8/19/00
News Report -- Charlestown (W.Va.) Gazette
The state of West Virginia will no longer do business with companies that employ illegal immigrants, Gov. Cecil Underwood announced Friday.
"Taxpayer dollars should not be used to conduct business with companies that operate outside the law to gain a competitive advantage," the governor said.
Underwood directed the state Division of Labor to prepare a list of companies that had employed illegal immigrants, and to share that information with the state purchasing division.
The southern West Virginia office of the U.S. Immigration and Naturalization Service has picked up a record number of illegal immigrants this year - 205 between Oct. 1, 1999, and Aug. 4, 2000, up from 168 the year before.

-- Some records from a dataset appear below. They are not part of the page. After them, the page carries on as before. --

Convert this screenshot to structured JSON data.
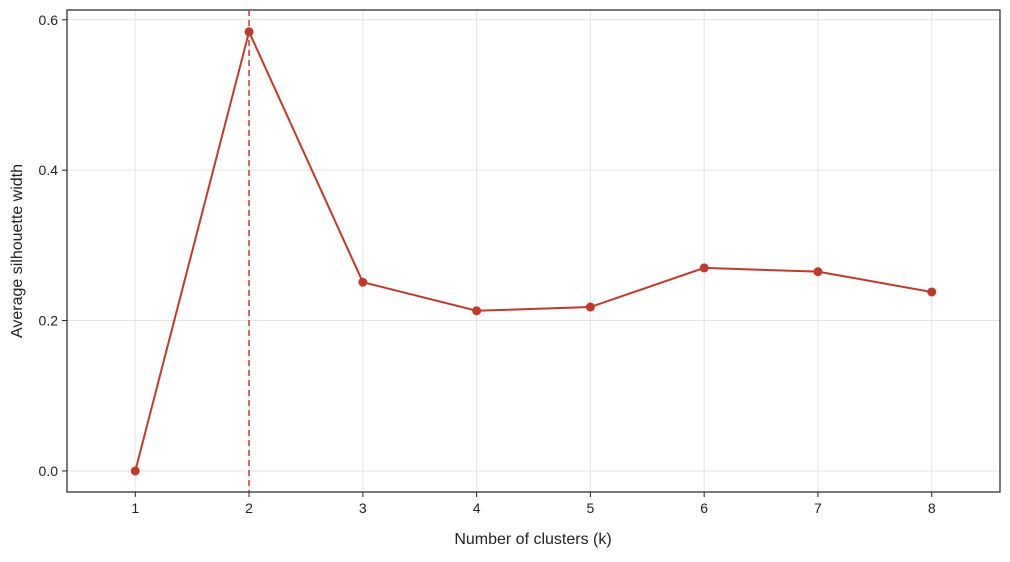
{
  "chart_data": {
    "type": "line",
    "x_label": "Number of clusters (k)",
    "y_label": "Average silhouette width",
    "x": [
      1,
      2,
      3,
      4,
      5,
      6,
      7,
      8
    ],
    "series": [
      {
        "name": "silhouette",
        "color": "#c1392b",
        "values": [
          0,
          0.584,
          0.251,
          0.213,
          0.218,
          0.27,
          0.265,
          0.238
        ]
      }
    ],
    "vline": 2,
    "xlim": [
      0.4,
      8.6
    ],
    "xticks": [
      1,
      2,
      3,
      4,
      5,
      6,
      7,
      8
    ],
    "ylim": [
      -0.028,
      0.613
    ],
    "yticks": [
      {
        "value": 0,
        "label": "0.0"
      },
      0.2,
      0.4,
      0.6
    ],
    "grid": true
  }
}
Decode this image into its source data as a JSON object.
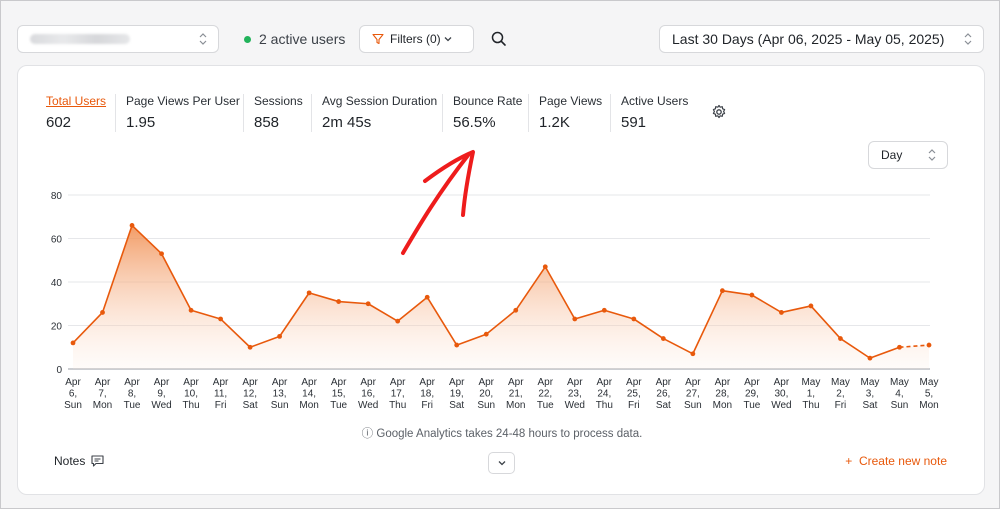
{
  "topbar": {
    "site_select": {
      "value": "",
      "icon": "updown-icon"
    },
    "active_users_text": "2 active users",
    "filters_label": "Filters (0)",
    "search_icon": "search-icon",
    "date_range": "Last 30 Days (Apr 06, 2025 - May 05, 2025)"
  },
  "metrics": [
    {
      "label": "Total Users",
      "value": "602",
      "active": true
    },
    {
      "label": "Page Views Per User",
      "value": "1.95"
    },
    {
      "label": "Sessions",
      "value": "858"
    },
    {
      "label": "Avg Session Duration",
      "value": "2m 45s"
    },
    {
      "label": "Bounce Rate",
      "value": "56.5%"
    },
    {
      "label": "Page Views",
      "value": "1.2K"
    },
    {
      "label": "Active Users",
      "value": "591"
    }
  ],
  "granularity_select": "Day",
  "colors": {
    "accent": "#e8590c",
    "active_dot": "#22b35b"
  },
  "chart_data": {
    "type": "area",
    "title": "",
    "xlabel": "",
    "ylabel": "",
    "ylim": [
      0,
      80
    ],
    "yticks": [
      "0",
      "20",
      "40",
      "60",
      "80"
    ],
    "grid": true,
    "categories": [
      [
        "Apr",
        "6,",
        "Sun"
      ],
      [
        "Apr",
        "7,",
        "Mon"
      ],
      [
        "Apr",
        "8,",
        "Tue"
      ],
      [
        "Apr",
        "9,",
        "Wed"
      ],
      [
        "Apr",
        "10,",
        "Thu"
      ],
      [
        "Apr",
        "11,",
        "Fri"
      ],
      [
        "Apr",
        "12,",
        "Sat"
      ],
      [
        "Apr",
        "13,",
        "Sun"
      ],
      [
        "Apr",
        "14,",
        "Mon"
      ],
      [
        "Apr",
        "15,",
        "Tue"
      ],
      [
        "Apr",
        "16,",
        "Wed"
      ],
      [
        "Apr",
        "17,",
        "Thu"
      ],
      [
        "Apr",
        "18,",
        "Fri"
      ],
      [
        "Apr",
        "19,",
        "Sat"
      ],
      [
        "Apr",
        "20,",
        "Sun"
      ],
      [
        "Apr",
        "21,",
        "Mon"
      ],
      [
        "Apr",
        "22,",
        "Tue"
      ],
      [
        "Apr",
        "23,",
        "Wed"
      ],
      [
        "Apr",
        "24,",
        "Thu"
      ],
      [
        "Apr",
        "25,",
        "Fri"
      ],
      [
        "Apr",
        "26,",
        "Sat"
      ],
      [
        "Apr",
        "27,",
        "Sun"
      ],
      [
        "Apr",
        "28,",
        "Mon"
      ],
      [
        "Apr",
        "29,",
        "Tue"
      ],
      [
        "Apr",
        "30,",
        "Wed"
      ],
      [
        "May",
        "1,",
        "Thu"
      ],
      [
        "May",
        "2,",
        "Fri"
      ],
      [
        "May",
        "3,",
        "Sat"
      ],
      [
        "May",
        "4,",
        "Sun"
      ],
      [
        "May",
        "5,",
        "Mon"
      ]
    ],
    "series": [
      {
        "values": [
          12,
          26,
          66,
          53,
          27,
          23,
          10,
          15,
          35,
          31,
          30,
          22,
          33,
          11,
          16,
          27,
          47,
          23,
          27,
          23,
          14,
          7,
          36,
          34,
          26,
          29,
          14,
          5,
          10,
          11
        ],
        "dashed_last_segment": true
      }
    ]
  },
  "footer": {
    "ga_note": "Google Analytics takes 24-48 hours to process data.",
    "notes_label": "Notes",
    "create_note_label": "Create new note"
  }
}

Early on May 23, INS officials raided the Coliseum at West Virginia University in Morgantown. In the raid, they removed 23 undocumented workers employed by USA Remediation of Warrenton, Va., and Keystone Abatement Services of Pittsburgh.
The workers were originally from Central America and Eastern Europe.

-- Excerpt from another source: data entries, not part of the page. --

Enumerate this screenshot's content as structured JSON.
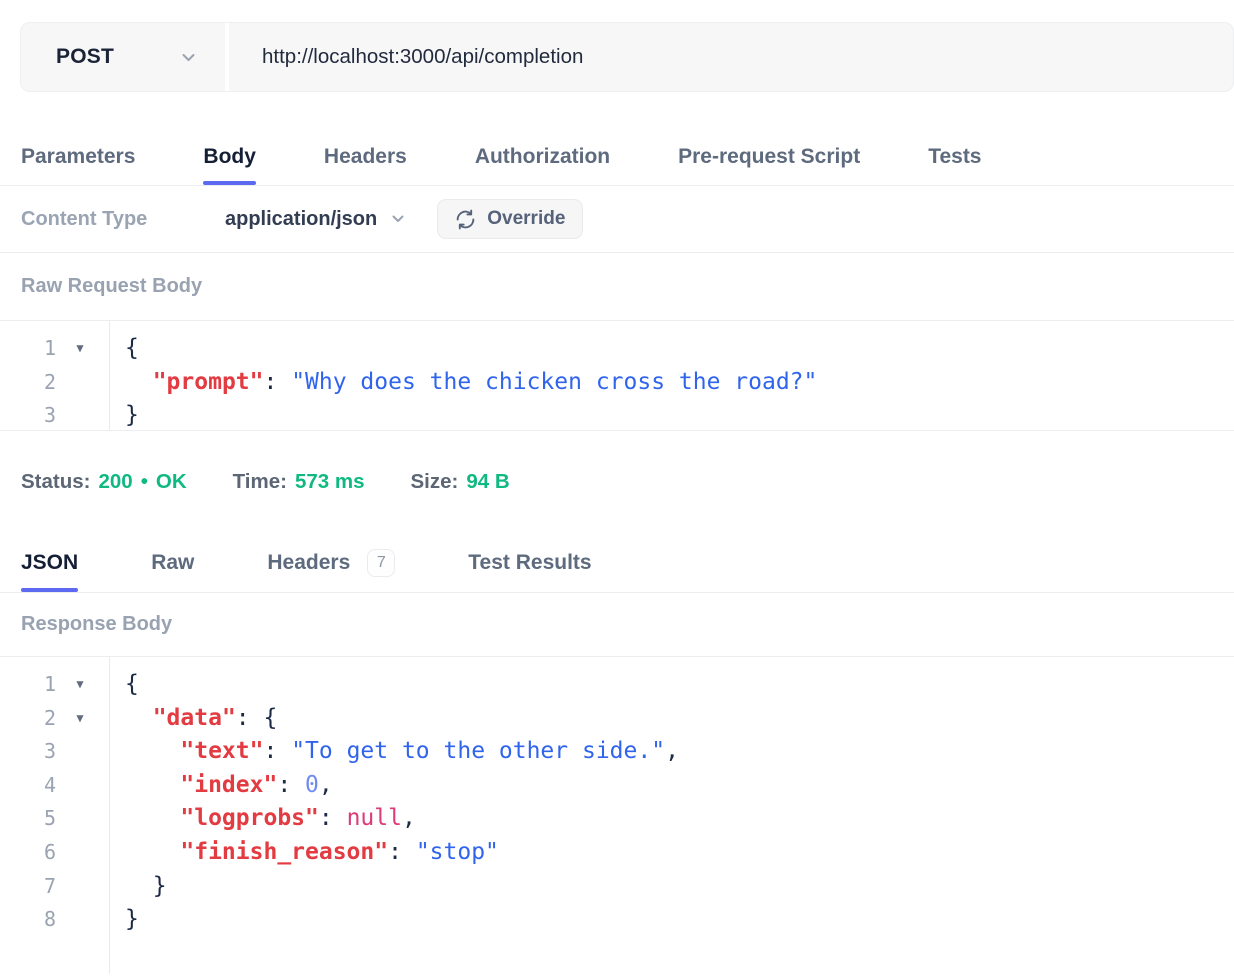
{
  "colors": {
    "accent": "#5b6af0",
    "success": "#0fb981",
    "code_key": "#e23b41",
    "code_string": "#3064ec",
    "code_number": "#6f8bf2",
    "code_null": "#dc3a78",
    "code_punct": "#1c2a45"
  },
  "request_bar": {
    "method": "POST",
    "url": "http://localhost:3000/api/completion"
  },
  "request_tabs": [
    {
      "label": "Parameters",
      "active": false
    },
    {
      "label": "Body",
      "active": true
    },
    {
      "label": "Headers",
      "active": false
    },
    {
      "label": "Authorization",
      "active": false
    },
    {
      "label": "Pre-request Script",
      "active": false
    },
    {
      "label": "Tests",
      "active": false
    }
  ],
  "content_type": {
    "label": "Content Type",
    "value": "application/json",
    "override_label": "Override"
  },
  "request_body": {
    "section_label": "Raw Request Body",
    "lines": [
      {
        "num": "1",
        "fold": true,
        "tokens": [
          [
            "punct",
            "{"
          ]
        ]
      },
      {
        "num": "2",
        "fold": false,
        "tokens": [
          [
            "punct",
            "  "
          ],
          [
            "key",
            "\"prompt\""
          ],
          [
            "punct",
            ": "
          ],
          [
            "str",
            "\"Why does the chicken cross the road?\""
          ]
        ]
      },
      {
        "num": "3",
        "fold": false,
        "tokens": [
          [
            "punct",
            "}"
          ]
        ]
      }
    ]
  },
  "status_bar": {
    "status_label": "Status:",
    "status_code": "200",
    "bullet": "•",
    "status_text": "OK",
    "time_label": "Time:",
    "time_value": "573 ms",
    "size_label": "Size:",
    "size_value": "94 B"
  },
  "response_tabs": [
    {
      "label": "JSON",
      "active": true
    },
    {
      "label": "Raw",
      "active": false
    },
    {
      "label": "Headers",
      "active": false,
      "badge": "7"
    },
    {
      "label": "Test Results",
      "active": false
    }
  ],
  "response_body": {
    "section_label": "Response Body",
    "lines": [
      {
        "num": "1",
        "fold": true,
        "tokens": [
          [
            "punct",
            "{"
          ]
        ]
      },
      {
        "num": "2",
        "fold": true,
        "tokens": [
          [
            "punct",
            "  "
          ],
          [
            "key",
            "\"data\""
          ],
          [
            "punct",
            ": {"
          ]
        ]
      },
      {
        "num": "3",
        "fold": false,
        "tokens": [
          [
            "punct",
            "    "
          ],
          [
            "key",
            "\"text\""
          ],
          [
            "punct",
            ": "
          ],
          [
            "str",
            "\"To get to the other side.\""
          ],
          [
            "punct",
            ","
          ]
        ]
      },
      {
        "num": "4",
        "fold": false,
        "tokens": [
          [
            "punct",
            "    "
          ],
          [
            "key",
            "\"index\""
          ],
          [
            "punct",
            ": "
          ],
          [
            "num",
            "0"
          ],
          [
            "punct",
            ","
          ]
        ]
      },
      {
        "num": "5",
        "fold": false,
        "tokens": [
          [
            "punct",
            "    "
          ],
          [
            "key",
            "\"logprobs\""
          ],
          [
            "punct",
            ": "
          ],
          [
            "null",
            "null"
          ],
          [
            "punct",
            ","
          ]
        ]
      },
      {
        "num": "6",
        "fold": false,
        "tokens": [
          [
            "punct",
            "    "
          ],
          [
            "key",
            "\"finish_reason\""
          ],
          [
            "punct",
            ": "
          ],
          [
            "str",
            "\"stop\""
          ]
        ]
      },
      {
        "num": "7",
        "fold": false,
        "tokens": [
          [
            "punct",
            "  }"
          ]
        ]
      },
      {
        "num": "8",
        "fold": false,
        "tokens": [
          [
            "punct",
            "}"
          ]
        ]
      }
    ]
  }
}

In sworn statements taken by the INS after the raid, 15 of 21 USA Remediation workers said they earned significantly less than the $21.45 an hour required by law. Many said they earned $11 or $12 an hour.
In July, several workers building a golf course at Stonewall Jackson State Park near Weston disappeared shortly before an INS investigator showed up. A Lewis County sheriff's deputy had discovered during a routine traffic stop that two of those workers lacked proper identification.
That contractor, Ranger Construction of Palm Beach, Fla., worked for McCabe-Henley, a Charleston developer that has a contract with the state Division of Natural Resources to build a golf course, lodge and cabins at Stonewall Jackson Lake.
The director of a statewide labor organization praised the governor for his decision.
"Great, it's about time," said Steve White, director of the Affiliated Construction Trades Foundation. "We're happy he's seen the light on this issue."
White blames the hiring of illegal immigrants at the WVU Coliseum on a bidding system that rewards the lowest bidder. If a bid is too low, he said, contractors are forced to cut corners on worker safety and quality.
"We should insist on high standards, instead of anything goes, with low bid as only consideration," White said.
"It's like the old adage: You get what you pay for."